Two verbs, two meanings — and Talarity keeps them distinct because auditors do too.

Return is for physical things you get back. It asks for the device’s conditionGood (re-issuable), Damaged, or Lost — so a cracked-screen laptop or a never-returned phone is recorded as such, not silently closed. A good-condition return drops the device back into the pool for the next hire.

The Recover-equipment modal — a condition dropdown (Good / Damaged / Lost) and notes, captured when a device comes back.

Revoke is for access you cut off — a SaaS seat, a system account. It captures a reason and confirms the access was actually removed in the source system.

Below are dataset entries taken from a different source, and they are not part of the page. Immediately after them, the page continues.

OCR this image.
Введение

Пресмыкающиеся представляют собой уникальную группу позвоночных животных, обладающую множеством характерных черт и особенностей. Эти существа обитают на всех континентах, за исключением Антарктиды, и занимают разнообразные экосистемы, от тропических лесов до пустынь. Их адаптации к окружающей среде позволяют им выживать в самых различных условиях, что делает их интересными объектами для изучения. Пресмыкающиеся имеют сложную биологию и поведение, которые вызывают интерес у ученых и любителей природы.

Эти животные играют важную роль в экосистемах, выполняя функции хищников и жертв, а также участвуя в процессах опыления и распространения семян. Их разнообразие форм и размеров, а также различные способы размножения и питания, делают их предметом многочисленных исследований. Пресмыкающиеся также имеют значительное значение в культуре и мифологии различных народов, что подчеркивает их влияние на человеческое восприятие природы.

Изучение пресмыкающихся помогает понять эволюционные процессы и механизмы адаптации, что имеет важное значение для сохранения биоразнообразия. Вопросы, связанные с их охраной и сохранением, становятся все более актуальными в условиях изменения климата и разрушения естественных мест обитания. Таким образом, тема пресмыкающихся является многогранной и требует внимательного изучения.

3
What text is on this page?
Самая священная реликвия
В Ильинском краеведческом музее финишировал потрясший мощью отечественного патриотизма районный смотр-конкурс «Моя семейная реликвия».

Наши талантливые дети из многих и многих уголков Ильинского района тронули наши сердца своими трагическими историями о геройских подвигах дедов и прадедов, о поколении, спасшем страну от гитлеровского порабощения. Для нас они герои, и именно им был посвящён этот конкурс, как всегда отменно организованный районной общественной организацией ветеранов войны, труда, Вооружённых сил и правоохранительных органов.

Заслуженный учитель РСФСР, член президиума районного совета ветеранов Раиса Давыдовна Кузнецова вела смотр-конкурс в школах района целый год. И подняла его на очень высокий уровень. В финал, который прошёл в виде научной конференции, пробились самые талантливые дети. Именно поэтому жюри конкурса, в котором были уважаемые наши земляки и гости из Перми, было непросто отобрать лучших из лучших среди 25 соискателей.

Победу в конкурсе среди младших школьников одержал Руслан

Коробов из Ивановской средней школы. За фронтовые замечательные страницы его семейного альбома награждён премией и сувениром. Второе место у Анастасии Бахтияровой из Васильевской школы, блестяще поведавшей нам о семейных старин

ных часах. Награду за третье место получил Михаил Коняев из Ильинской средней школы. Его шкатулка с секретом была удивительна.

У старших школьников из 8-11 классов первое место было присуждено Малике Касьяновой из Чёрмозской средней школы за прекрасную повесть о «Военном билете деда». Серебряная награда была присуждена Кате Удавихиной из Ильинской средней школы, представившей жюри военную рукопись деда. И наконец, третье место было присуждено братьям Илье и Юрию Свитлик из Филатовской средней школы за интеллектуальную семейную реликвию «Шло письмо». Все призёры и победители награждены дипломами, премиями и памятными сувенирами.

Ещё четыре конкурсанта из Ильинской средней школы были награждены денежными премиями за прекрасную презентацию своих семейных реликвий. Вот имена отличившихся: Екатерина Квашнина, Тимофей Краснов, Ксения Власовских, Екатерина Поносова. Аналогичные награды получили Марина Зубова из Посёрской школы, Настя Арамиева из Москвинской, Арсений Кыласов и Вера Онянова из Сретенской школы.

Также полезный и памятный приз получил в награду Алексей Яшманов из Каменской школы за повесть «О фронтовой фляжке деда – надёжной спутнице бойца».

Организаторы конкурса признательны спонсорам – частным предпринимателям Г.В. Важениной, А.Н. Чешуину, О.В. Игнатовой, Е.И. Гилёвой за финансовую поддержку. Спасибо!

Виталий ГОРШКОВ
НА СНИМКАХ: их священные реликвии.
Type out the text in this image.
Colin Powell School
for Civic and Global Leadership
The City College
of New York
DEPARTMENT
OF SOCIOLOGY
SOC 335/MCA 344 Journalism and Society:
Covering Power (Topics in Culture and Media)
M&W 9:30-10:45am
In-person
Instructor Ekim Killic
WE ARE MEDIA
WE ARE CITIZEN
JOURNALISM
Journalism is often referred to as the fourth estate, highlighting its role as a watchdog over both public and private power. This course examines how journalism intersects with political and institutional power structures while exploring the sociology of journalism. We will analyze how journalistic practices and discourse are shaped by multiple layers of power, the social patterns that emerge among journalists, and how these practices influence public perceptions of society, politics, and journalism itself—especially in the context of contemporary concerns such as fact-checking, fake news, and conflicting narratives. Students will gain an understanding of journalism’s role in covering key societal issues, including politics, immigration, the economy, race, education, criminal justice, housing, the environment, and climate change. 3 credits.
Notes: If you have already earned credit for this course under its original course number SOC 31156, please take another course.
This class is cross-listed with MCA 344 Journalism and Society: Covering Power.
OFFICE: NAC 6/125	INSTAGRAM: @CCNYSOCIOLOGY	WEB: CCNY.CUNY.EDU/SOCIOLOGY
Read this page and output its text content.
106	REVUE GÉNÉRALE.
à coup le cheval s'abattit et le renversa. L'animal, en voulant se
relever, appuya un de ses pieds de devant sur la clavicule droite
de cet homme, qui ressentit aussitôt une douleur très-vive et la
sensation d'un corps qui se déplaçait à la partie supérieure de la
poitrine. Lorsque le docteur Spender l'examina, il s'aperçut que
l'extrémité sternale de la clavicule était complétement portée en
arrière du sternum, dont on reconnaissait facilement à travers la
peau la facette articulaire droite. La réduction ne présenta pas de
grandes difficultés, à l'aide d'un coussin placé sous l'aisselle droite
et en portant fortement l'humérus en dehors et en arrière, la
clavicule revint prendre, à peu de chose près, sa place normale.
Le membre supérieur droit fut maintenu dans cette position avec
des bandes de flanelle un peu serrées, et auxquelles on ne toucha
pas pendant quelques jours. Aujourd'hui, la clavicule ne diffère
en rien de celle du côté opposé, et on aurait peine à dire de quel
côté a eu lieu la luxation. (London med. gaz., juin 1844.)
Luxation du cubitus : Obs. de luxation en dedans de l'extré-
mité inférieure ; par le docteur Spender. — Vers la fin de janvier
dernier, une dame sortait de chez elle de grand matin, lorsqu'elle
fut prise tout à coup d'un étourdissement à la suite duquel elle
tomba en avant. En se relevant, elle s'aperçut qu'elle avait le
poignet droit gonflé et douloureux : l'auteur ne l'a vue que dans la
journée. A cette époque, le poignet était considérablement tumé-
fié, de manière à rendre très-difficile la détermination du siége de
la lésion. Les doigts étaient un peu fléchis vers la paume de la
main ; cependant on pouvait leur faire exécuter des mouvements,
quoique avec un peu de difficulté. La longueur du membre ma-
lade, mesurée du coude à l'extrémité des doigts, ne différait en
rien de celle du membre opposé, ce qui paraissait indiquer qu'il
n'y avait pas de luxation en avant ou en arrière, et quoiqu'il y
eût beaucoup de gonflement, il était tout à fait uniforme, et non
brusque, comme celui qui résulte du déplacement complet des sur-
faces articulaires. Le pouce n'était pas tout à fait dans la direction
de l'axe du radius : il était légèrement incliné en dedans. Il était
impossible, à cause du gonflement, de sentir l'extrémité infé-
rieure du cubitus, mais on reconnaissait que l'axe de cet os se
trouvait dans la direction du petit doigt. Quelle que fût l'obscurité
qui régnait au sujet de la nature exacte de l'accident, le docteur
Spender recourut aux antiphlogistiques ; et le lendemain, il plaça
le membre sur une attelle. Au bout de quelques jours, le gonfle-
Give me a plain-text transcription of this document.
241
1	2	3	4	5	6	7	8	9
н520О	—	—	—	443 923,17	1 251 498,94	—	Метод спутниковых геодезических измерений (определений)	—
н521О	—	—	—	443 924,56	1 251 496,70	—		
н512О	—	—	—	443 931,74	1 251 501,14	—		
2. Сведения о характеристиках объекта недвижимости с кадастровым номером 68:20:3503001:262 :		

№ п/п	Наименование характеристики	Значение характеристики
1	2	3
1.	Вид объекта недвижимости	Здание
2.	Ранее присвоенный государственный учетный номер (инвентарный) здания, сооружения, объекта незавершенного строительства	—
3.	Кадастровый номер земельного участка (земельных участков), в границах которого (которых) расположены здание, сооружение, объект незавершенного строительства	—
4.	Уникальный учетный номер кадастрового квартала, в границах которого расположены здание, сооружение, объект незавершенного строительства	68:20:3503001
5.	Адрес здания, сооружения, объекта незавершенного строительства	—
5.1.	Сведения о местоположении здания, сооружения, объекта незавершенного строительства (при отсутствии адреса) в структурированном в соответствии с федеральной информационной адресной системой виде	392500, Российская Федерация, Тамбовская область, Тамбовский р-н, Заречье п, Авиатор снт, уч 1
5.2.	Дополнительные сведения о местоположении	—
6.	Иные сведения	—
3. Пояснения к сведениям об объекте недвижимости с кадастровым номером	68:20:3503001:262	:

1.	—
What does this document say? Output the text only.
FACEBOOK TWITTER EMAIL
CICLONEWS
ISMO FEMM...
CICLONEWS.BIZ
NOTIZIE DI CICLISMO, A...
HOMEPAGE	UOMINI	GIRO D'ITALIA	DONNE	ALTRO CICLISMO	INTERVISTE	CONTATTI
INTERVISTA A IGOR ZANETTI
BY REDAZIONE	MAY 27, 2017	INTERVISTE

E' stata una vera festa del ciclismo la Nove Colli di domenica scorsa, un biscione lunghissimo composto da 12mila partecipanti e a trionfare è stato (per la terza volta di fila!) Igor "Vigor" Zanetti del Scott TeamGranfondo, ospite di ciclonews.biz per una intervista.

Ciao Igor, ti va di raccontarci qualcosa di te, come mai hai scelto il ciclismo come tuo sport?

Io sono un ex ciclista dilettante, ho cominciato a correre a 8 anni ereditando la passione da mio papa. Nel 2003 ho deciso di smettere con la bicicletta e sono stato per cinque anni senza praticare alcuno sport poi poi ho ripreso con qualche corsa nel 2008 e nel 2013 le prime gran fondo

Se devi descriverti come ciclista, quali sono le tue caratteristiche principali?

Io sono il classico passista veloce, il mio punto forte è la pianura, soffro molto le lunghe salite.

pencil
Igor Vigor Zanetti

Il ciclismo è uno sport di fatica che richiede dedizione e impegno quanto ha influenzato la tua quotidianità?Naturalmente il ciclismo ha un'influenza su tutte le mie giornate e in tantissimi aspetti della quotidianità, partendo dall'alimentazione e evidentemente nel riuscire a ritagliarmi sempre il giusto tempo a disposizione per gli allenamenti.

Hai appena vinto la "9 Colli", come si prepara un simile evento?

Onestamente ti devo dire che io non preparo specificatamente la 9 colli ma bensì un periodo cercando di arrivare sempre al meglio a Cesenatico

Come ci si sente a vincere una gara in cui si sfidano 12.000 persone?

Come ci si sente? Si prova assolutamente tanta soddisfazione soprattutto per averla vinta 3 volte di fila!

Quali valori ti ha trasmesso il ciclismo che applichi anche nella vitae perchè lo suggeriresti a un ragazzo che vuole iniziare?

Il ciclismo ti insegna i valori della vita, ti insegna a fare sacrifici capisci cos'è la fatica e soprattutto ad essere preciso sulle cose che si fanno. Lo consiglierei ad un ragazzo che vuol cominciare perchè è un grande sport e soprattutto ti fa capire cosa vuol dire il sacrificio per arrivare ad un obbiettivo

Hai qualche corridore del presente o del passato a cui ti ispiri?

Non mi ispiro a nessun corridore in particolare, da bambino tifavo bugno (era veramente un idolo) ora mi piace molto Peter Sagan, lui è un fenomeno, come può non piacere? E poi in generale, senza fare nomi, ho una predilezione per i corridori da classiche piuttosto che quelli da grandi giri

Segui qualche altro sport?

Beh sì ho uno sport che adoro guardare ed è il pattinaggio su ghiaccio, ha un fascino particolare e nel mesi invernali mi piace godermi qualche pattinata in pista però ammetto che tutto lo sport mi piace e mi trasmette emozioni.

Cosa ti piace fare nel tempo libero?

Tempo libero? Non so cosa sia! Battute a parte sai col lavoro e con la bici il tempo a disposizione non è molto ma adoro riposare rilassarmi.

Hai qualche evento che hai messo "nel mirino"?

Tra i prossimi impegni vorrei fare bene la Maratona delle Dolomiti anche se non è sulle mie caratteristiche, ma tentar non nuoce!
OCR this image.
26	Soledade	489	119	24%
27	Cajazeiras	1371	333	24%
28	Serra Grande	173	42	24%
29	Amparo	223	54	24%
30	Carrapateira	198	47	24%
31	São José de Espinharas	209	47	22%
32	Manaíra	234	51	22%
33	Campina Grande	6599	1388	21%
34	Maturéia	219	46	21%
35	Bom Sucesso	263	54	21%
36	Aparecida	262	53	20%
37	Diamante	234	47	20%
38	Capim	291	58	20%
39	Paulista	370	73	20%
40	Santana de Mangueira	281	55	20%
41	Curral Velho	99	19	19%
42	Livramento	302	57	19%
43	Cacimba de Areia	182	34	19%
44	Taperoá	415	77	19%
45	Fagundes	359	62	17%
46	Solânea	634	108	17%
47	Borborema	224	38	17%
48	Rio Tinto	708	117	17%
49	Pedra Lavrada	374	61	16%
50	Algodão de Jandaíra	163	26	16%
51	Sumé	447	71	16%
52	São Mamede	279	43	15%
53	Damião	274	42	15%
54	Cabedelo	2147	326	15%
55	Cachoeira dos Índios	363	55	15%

The Revoke-access modal — a reason field, confirming access was cut in the source system.

Use the verb that matches what really happened. “Return” with condition Lost is how you prove, six months later, why that asset isn’t in the pool. “Revoke” with a reason is how you prove the SaaS seat was actually pulled, not just marked done. Closing everything with a single ambiguous “done” is exactly what an auditor won’t accept.

Step 8 — Offboarding: reclaim everything a leaver holds

When HR offboards someone, Talarity doesn’t leave the equipment dangling. Offboard marks the employee terminated, moves every open assignment to pending revocation, and raises one recovery work item per device, routed to that device’s custodian — the same routing table from Step 1, working in reverse.

The Offboard modal — termination date, optional reason, and a plain summary of what will happen: terminate the employee, move N open assignments to pending revocation, and create a recovery work item per asset for its custodian.

Those recovery items land right back in your Provisioning Queue as Recover (and Revoke) rows — so the person who issued the laptop is the person asked to get it back.

The Provisioning Queue after an offboarding — a Recover row for the leaver's laptop, routed to its custodian and ready to mark recovered. SaaS and account items land here as Revoke rows the same way.

You work them exactly like Step 7: Recover Asset… with the device’s condition, Revoke Access… with a reason. When the last one closes, the leaver holds nothing — and you can prove it. That’s ISO 27001 A.5.11 and SOC 2 CC6.3, done as a byproduct of the workflow instead of a frantic exit-day checklist.

Step 9 — The ledger and the audit trail

Two views give you the program-wide picture. The Assignments ledger (/app/workforce/assignments) is every assignment across every person and device, filterable by status — open, active, pending, revoked, returned — so “who has what right now” and “what’s still outstanding” are one query, not a reconciliation.

The Workforce Assignments ledger — every asset assignment across the org, with status, holder, employee status, and grant date.

And the Joiner Bundles page (/app/workforce/bundles) is where the reusable kits themselves live — each bundle’s equipment line items and the policies it attaches, ready to Apply to the next hire in one click. Once applied, each onboarding’s live progress — ProvisioningAwaiting employeeComplete, with its equipment / receipt / policy status — tracks on that employee’s own Onboarding tab (shown above).

The Joiner Bundles page — the org's reusable onboarding kits (Engineering Onboarding Kit, New engineer onboarding), each with its equipment line items, attached policies, and an Apply action.

What you walk away with

  • One queue for every equipment task you own — issue, grant, recover, revoke — fed automatically by custody, not by people remembering to tell you.
  • Custody by category and sub-type, with nearest-ancestor inheritance, so you set only what’s different and Talarity flags any owner who can’t be reached.
  • A serial-level record for every device — which machine, by serial and asset tag, went to which person, on which date — stamped at the moment of handover.
  • Return vs. revoke kept distinct, with condition (good / damaged / lost) and reason captured, so the inventory tells the truth.
  • Offboarding that reclaims itself — one recovery item per device, routed to its custodian — and a ledger that proves, on any date, exactly who holds what.

Set up your custody this afternoon. Open /app/workforce/custodians, claim the categories you own, and carve out the sub-types that belong to someone else. The next new hire — and the next leaver — routes straight to the right person, by serial, with the receipt already written.